Our legacy system consists of three distinct layers:

  • The Node Layer: Operates the blockchain infrastructure and provides RPC endpoints for accessing raw ledger data.

  • The Indexing Layer (Blockchain I/O): Functions as an abstraction that standardizes the system by polling for finalized blocks and parsing transaction details.

The Wallet Layer (Wallet Service): Acts as the source of truth for all Coinbase-managed blockchain addresses to filter for Coinbase-relevant transaction data delivered through a sequential gRPC stream while simultaneously managing balance lookups and transaction construction.

SOL Node Diagram

Figure 1: High level architecture of Legacy System

This legacy design introduced two critical bottlenecks that resulted in delayed deposits and withdrawals during peak traffic periods.

  1. Sequential Processing: The design was beholden to constraints necessary for other chains, such as strict sequential processing for nonce management and accounting for chain reorgs. These were artificial bottlenecks for Solana, which does not use nonces and achieves fast finality.

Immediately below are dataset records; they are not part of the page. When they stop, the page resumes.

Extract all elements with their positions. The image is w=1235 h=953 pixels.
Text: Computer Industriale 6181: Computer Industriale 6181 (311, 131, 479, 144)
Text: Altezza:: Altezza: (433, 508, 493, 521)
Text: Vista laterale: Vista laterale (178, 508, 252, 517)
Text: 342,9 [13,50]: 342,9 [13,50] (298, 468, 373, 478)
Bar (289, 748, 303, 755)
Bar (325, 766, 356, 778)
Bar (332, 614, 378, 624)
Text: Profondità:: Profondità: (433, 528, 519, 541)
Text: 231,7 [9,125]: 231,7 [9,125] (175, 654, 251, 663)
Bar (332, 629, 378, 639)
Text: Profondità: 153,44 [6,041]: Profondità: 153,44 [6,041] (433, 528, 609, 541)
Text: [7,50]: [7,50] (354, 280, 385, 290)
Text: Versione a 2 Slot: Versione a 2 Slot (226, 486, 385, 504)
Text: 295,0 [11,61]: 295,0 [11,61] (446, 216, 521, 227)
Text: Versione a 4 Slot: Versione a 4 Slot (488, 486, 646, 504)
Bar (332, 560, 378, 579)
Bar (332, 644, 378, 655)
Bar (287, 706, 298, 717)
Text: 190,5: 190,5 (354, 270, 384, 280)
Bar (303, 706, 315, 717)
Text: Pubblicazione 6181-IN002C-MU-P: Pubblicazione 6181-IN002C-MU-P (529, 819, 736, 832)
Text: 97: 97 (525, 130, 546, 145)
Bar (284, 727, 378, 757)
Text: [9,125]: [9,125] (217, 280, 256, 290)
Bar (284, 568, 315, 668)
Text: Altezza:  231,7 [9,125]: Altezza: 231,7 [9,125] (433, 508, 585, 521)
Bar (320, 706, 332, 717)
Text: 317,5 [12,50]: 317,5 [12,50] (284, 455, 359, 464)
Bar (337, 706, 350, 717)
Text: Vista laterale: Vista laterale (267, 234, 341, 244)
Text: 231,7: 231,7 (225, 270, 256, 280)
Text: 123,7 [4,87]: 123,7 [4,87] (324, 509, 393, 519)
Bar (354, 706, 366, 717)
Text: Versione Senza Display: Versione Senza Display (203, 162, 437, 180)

  2. Polling Latency: The "Blockchain I/O" layer relied on inefficiently polling RPC endpoints for finalized slots. This introduced unavoidable delays, a major issue during high-traffic events, and was incompatible with the sub-second finality anticipated with Solana's upcoming Alpenglow consensus upgrade.

The Innovation: A Dedicated Streaming Pipeline

We collaborated with the Solana Foundation, Anza, Helius, and Triton One to design a dedicated, Solana-specific processing architecture.The centerpiece of this design is Solana I/O, a custom-built indexing and abstraction layer designed to decouple Solana’s high-throughput data stream from our shared legacy stack.  This allowed us to modernize the infrastructure while maintaining the high-level Wallet Service interface, effectively preserving all existing security protocols and reconciliation logic.

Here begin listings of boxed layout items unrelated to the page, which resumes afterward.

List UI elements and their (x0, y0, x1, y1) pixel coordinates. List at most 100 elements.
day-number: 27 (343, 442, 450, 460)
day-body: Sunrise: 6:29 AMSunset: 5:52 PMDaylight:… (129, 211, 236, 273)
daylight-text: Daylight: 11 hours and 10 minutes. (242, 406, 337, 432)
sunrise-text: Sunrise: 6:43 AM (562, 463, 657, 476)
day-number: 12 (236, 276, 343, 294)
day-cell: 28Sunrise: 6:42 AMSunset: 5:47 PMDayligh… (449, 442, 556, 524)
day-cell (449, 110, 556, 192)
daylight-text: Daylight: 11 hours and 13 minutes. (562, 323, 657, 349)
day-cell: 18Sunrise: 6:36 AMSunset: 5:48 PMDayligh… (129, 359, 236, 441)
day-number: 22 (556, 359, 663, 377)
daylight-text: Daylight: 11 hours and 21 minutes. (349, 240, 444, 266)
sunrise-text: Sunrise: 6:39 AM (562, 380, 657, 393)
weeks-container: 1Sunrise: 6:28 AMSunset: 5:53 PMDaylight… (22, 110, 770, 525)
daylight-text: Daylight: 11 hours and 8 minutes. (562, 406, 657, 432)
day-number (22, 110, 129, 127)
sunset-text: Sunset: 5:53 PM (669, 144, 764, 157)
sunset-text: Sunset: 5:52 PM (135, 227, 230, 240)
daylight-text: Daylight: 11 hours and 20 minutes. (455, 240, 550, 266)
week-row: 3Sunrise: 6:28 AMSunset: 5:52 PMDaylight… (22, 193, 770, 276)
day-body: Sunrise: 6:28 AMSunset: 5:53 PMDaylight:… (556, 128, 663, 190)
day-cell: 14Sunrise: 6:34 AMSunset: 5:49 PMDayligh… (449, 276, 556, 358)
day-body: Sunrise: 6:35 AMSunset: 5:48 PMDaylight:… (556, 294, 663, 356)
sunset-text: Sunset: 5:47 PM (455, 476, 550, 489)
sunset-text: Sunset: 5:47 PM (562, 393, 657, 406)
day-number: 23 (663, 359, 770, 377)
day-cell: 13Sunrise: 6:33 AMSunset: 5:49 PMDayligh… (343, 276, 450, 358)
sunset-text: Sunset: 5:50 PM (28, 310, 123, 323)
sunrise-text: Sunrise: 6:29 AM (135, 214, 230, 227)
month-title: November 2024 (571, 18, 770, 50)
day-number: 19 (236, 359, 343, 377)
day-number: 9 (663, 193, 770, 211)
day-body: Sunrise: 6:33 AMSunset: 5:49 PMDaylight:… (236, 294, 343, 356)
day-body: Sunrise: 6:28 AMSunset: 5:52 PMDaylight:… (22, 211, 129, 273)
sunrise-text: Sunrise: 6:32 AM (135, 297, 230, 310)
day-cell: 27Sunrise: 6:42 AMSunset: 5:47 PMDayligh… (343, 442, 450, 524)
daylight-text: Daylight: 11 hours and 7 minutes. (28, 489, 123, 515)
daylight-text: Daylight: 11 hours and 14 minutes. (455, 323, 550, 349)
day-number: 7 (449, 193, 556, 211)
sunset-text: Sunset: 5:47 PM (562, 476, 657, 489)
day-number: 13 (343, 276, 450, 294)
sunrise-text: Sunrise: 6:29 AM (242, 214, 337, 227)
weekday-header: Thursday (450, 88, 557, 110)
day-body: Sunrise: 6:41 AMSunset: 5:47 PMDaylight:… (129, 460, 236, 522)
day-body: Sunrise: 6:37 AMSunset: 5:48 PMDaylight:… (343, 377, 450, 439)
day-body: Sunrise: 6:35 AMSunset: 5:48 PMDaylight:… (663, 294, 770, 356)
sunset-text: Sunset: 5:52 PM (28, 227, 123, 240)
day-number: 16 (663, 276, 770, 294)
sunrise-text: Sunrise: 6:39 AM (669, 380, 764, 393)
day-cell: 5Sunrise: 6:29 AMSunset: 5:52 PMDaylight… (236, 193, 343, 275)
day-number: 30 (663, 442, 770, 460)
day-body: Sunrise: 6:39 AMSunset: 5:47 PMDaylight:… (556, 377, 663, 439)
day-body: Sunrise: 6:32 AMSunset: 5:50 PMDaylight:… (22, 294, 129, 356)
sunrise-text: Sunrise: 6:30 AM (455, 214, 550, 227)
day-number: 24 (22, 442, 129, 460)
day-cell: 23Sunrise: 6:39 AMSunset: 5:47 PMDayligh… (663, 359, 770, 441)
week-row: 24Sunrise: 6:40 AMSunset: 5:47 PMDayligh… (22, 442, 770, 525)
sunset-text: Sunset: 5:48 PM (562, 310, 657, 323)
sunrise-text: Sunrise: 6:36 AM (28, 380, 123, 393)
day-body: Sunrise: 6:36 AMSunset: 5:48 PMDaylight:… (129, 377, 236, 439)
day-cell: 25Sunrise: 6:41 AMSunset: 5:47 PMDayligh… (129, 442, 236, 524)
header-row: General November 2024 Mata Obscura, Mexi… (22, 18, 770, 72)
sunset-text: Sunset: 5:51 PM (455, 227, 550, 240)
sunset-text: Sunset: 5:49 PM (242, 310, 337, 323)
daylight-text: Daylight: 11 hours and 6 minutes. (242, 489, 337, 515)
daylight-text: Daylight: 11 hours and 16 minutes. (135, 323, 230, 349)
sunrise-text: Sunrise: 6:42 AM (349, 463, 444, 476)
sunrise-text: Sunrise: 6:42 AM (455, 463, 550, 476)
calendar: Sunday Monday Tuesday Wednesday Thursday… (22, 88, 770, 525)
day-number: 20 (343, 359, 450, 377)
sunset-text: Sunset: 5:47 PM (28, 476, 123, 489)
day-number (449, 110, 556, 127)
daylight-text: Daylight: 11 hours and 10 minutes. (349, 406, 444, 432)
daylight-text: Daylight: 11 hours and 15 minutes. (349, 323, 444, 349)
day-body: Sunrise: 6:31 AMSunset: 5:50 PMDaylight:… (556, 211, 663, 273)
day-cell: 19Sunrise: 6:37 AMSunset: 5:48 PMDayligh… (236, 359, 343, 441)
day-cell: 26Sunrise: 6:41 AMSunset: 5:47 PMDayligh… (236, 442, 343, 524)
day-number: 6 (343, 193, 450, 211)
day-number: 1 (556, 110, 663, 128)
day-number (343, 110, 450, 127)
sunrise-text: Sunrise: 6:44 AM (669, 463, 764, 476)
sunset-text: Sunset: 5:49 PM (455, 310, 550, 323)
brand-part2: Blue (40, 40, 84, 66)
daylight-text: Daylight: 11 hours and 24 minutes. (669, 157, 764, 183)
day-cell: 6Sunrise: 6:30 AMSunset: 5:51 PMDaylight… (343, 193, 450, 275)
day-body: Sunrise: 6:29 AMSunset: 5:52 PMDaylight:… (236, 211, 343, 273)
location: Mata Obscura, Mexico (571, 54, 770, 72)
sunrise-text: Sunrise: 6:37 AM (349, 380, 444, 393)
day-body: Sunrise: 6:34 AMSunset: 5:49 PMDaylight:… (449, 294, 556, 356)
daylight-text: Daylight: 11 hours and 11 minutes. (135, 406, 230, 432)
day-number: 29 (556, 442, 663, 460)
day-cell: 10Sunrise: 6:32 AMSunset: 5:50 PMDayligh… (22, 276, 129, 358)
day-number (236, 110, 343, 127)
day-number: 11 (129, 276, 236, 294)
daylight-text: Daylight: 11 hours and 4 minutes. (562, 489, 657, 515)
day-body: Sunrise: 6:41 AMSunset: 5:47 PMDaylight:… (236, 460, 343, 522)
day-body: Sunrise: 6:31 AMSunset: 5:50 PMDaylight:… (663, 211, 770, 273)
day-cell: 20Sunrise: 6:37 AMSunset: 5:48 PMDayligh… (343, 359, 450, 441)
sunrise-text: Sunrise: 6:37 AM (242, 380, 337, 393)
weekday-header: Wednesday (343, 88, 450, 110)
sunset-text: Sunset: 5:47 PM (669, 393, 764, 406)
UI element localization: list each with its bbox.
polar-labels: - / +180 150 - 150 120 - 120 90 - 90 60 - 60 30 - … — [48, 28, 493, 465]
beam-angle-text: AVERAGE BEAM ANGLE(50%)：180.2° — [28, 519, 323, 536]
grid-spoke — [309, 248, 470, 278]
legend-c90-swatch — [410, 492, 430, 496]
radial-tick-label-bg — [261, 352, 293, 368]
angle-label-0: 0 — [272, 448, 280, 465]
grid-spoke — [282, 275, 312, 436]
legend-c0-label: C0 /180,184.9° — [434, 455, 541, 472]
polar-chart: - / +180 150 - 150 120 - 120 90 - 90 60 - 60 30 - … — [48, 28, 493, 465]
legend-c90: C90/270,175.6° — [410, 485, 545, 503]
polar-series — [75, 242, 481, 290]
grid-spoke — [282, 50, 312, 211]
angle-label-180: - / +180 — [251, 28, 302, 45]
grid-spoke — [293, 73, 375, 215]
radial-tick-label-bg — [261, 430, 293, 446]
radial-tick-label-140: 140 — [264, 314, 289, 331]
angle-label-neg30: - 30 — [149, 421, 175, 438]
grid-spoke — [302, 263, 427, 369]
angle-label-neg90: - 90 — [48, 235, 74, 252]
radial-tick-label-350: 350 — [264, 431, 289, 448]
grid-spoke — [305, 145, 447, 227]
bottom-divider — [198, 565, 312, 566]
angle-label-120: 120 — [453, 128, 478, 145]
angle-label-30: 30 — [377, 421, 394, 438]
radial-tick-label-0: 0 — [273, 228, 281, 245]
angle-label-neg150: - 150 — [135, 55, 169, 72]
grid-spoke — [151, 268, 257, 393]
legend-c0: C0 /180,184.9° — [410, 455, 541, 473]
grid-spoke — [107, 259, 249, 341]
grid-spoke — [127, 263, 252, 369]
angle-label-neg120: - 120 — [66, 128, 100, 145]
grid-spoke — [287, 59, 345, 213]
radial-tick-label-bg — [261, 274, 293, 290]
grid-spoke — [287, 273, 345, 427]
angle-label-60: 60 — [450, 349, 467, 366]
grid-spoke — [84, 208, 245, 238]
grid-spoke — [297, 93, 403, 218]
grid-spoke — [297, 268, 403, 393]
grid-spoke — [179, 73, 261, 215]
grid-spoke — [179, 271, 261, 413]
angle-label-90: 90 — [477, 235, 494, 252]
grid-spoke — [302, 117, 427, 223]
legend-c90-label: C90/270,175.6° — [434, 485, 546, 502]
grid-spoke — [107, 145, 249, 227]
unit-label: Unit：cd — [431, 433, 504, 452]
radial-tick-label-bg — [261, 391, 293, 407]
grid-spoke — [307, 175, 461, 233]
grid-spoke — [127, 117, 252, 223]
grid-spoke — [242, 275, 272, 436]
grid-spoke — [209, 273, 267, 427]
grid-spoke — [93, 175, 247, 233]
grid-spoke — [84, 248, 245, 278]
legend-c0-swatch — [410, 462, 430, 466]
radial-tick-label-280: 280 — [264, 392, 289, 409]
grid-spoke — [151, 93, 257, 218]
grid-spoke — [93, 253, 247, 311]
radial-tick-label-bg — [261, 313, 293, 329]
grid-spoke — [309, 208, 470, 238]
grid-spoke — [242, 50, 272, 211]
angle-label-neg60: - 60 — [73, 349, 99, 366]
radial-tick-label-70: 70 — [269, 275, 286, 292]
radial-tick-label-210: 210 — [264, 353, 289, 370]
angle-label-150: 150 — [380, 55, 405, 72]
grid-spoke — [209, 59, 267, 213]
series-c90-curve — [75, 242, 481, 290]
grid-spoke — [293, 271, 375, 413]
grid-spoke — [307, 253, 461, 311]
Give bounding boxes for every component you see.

This vision is realized through a specialized, parallel streaming pipeline:

  1. Address Registration: The Wallet Service identifies new addresses for tracking and notifies Solana I/O, which records them in a database (a.1, a.2).

  2. Hybrid Real-Time Ingestion: Transitions from slow polling to a hybrid model to leverage Geyser and stream finalized slot heights in real-time, which immediately triggers parallel RPC calls to retrieve block data (b.1, b.2, b.3). 

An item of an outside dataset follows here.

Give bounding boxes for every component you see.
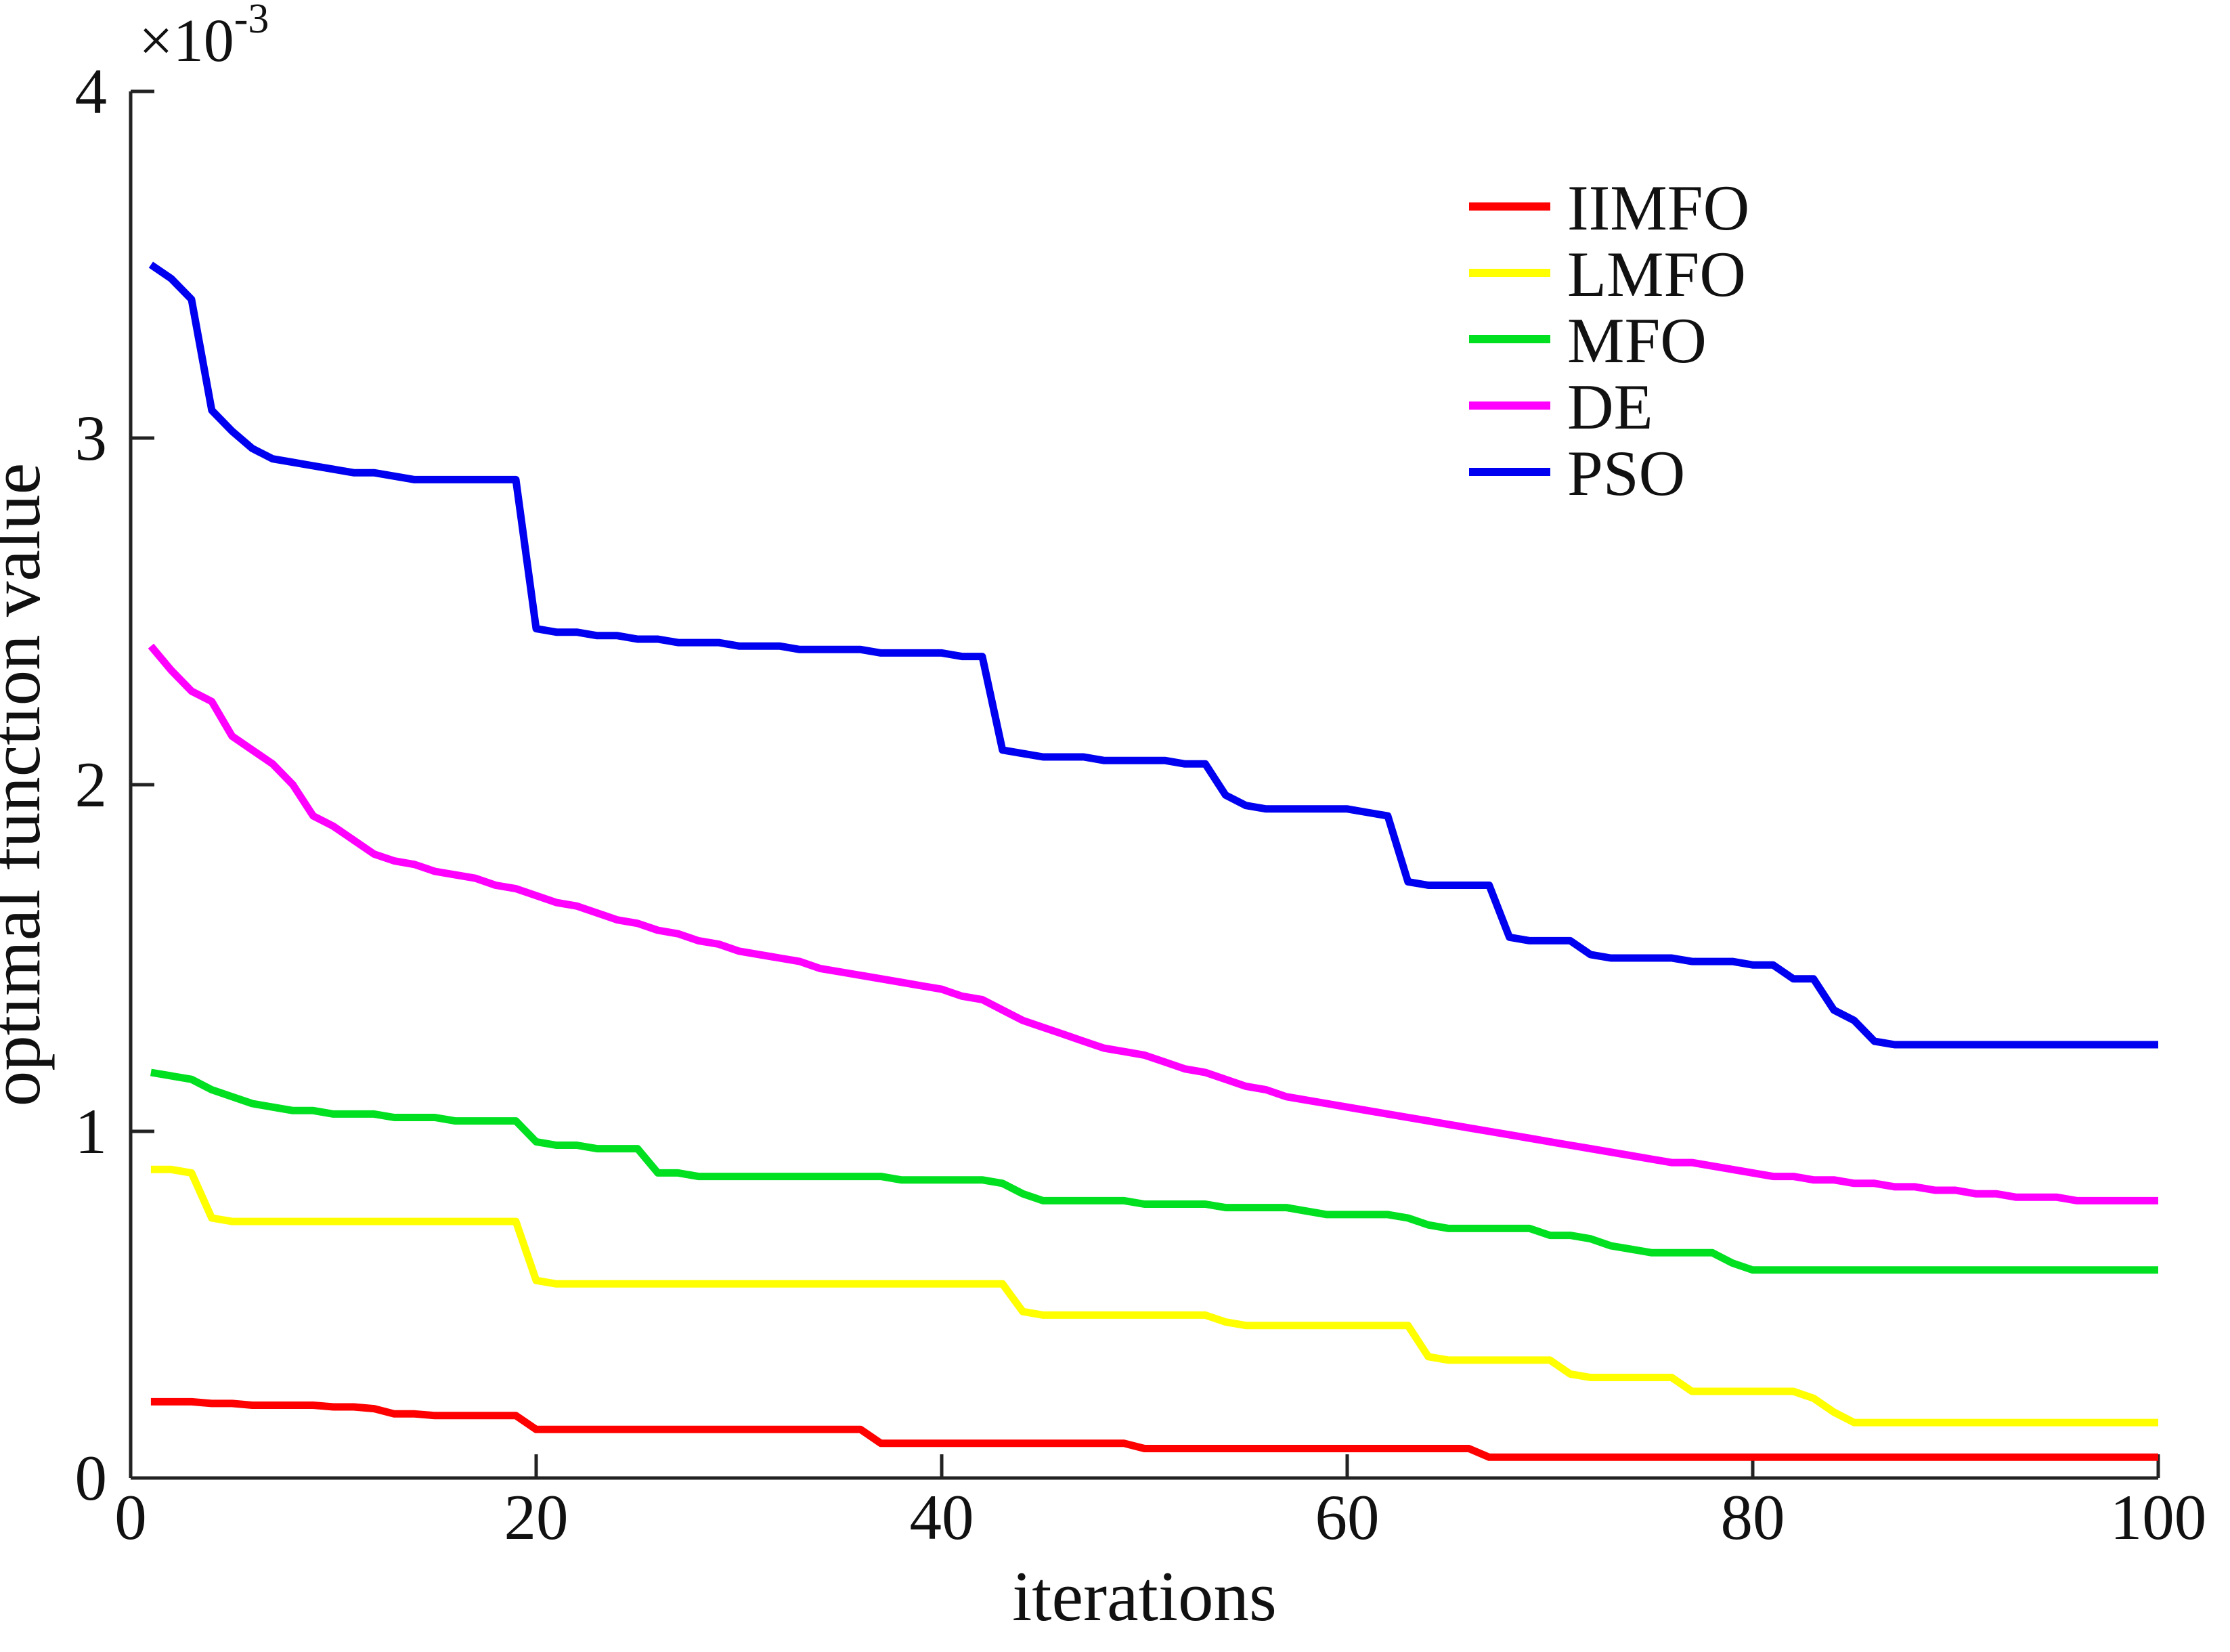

    • This approach combines high reliability with zero data loss, facilitating seamless node failovers and historical data backfilling, which are typically challenging for architectures relying exclusively on push-based Geyser streams.

  3. Parallel Filtering and Kafka Streaming: The Solana I/O processor parses blocks and filters transactions for tracked addresses in parallel, writing them to a dedicated Kafka cluster as individual messages (b.4, b.5).

  4. Concurrent Processing: A specialized Kafka consumer ingests the parsed blocks and filtered transaction data, transforming them into existing entity structures before storing them in the Wallet Service’s database in parallel (b6, b7, b8). 

    • This "transform-then-store" approach ensures a seamless drop-in replacement for legacy subcomponents. 

    • Since parallel processing can cause data to arrive out of order, the system uses a high-water mark as a checkpoint to maintain the strict sequencing that certain components need.

  5. Event Notification: Once writes are confirmed, the Solana I/O consumer triggers event-driven processes like real-time deposit notifications (b.9).

SOL transaction arc

Figure 2: New Solana transaction processing architecture

By enabling the concurrent parsing, filtering, and persistence of multiple blocks, this architecture eliminates legacy backlogs and drastically reduces end-to-end latency.

The Impact: High Throughput and Lower Latency

The new architecture was validated through a 30-day Shadow Mode, which ran in parallel with the legacy system to ensure zero discrepancies in balance updates and transaction states. On September 10, 2025, the system was promoted to production.

Rigorous production load testing established new performance benchmarks for the platform:

  • 12x increase in Solana transaction processing throughput.

  • 5x increase in Solana withdrawal volume capacity.

These synthetic benchmarks have translated directly into real-world resilience. Since going live, the architecture has seamlessly absorbed production traffic spikes of 8x the baseline volume with no performance degradation and achieved a 20% reduction in deposit latency.

SOL Transactions

Figure 3: Volume of Interesting Solana Transactions Processed Per Second

SOL deposit

Figure 4: Solana Deposit Processing Latency

This re-architecture ensures Coinbase is built to scale alongside Solana’s growth, enabling broader support of the Solana ecosystem, its developers, and its users.